Painting by Edward Matthew Ward

The Last Parting of Marie Antoinette and Her Son is an oil on canvas history painting by the British artist Edward Matthew Ward, from 1856.

==History and description==
It features a scene from the Reign of Terror during the French Revolution when Marie Antoinette said farewell to her son Louis XVII on 3 July 1793. The seven-year old former Dauphin had been proclaimed king by French Royalists following the Execution of Louis XVI earlier that year, although the monarchy had been formally abolished by the authorities. He is shown hugging his mother as the republican officials announce to the deposed queen that her son is about to be taken away from her. Marie Antoinette would be guillotined later the same year, while Louis died in the Temple Prison in Paris at the age of ten. Also shown in the painting is his elder sister Marie Thérèse, the only one of the immediate family to survive the revolution.

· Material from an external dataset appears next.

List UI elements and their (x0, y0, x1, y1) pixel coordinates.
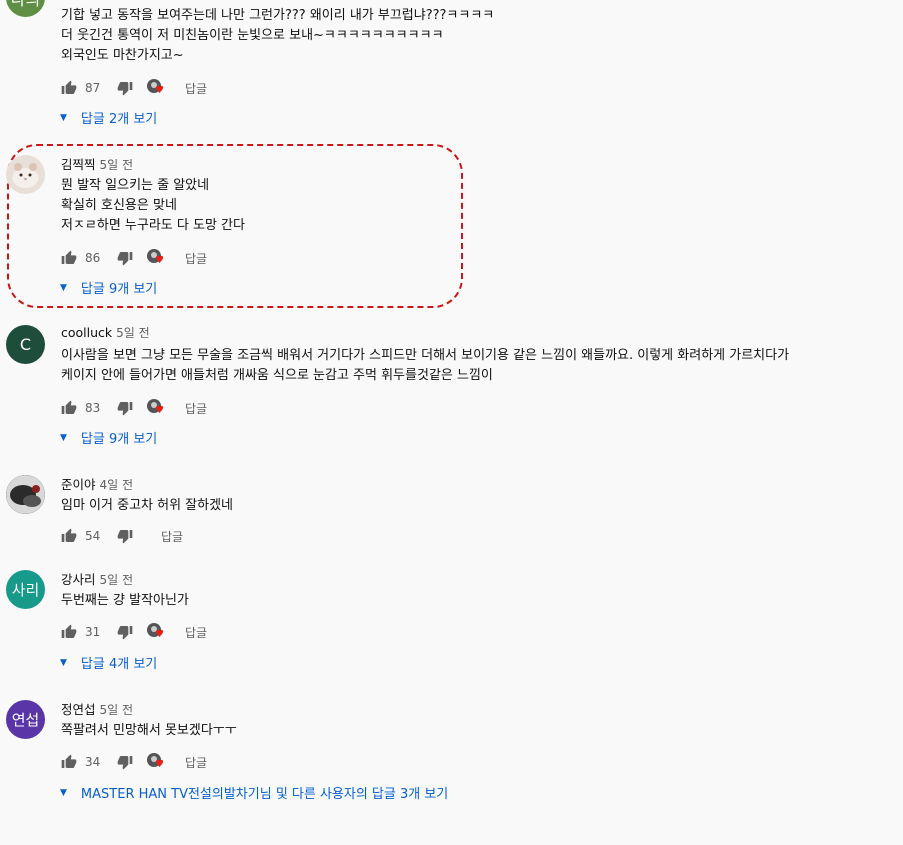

Ward likely drew inspiration from a passage of an 1855 biography of the young Louis written by Alcide de Beauchesne. He was a member of The Clique, known for their depictions of historical and literary scenes and produced several popular versions of French revolutionary scenes. The painting was displayed at the Royal Academy Exhibition of 1856 held at the National Gallery in London. It was widely praised by critics with The Daily News calling it "one of the artist's greatest works" while reviewer in Bentley's Miscellany considered he had never seen "a more deeply affecting picture". It was auctioned by Christie's in 2014.

==Bibliography==
- Dafforne, James. The Life and Works of Edward Matthew Ward. Virtue and Company, 1879.
- Hardman, Malcolm. Ruskin and Bradford: An Experiment in Victorian Cultural History. Manchester University Press, 1986.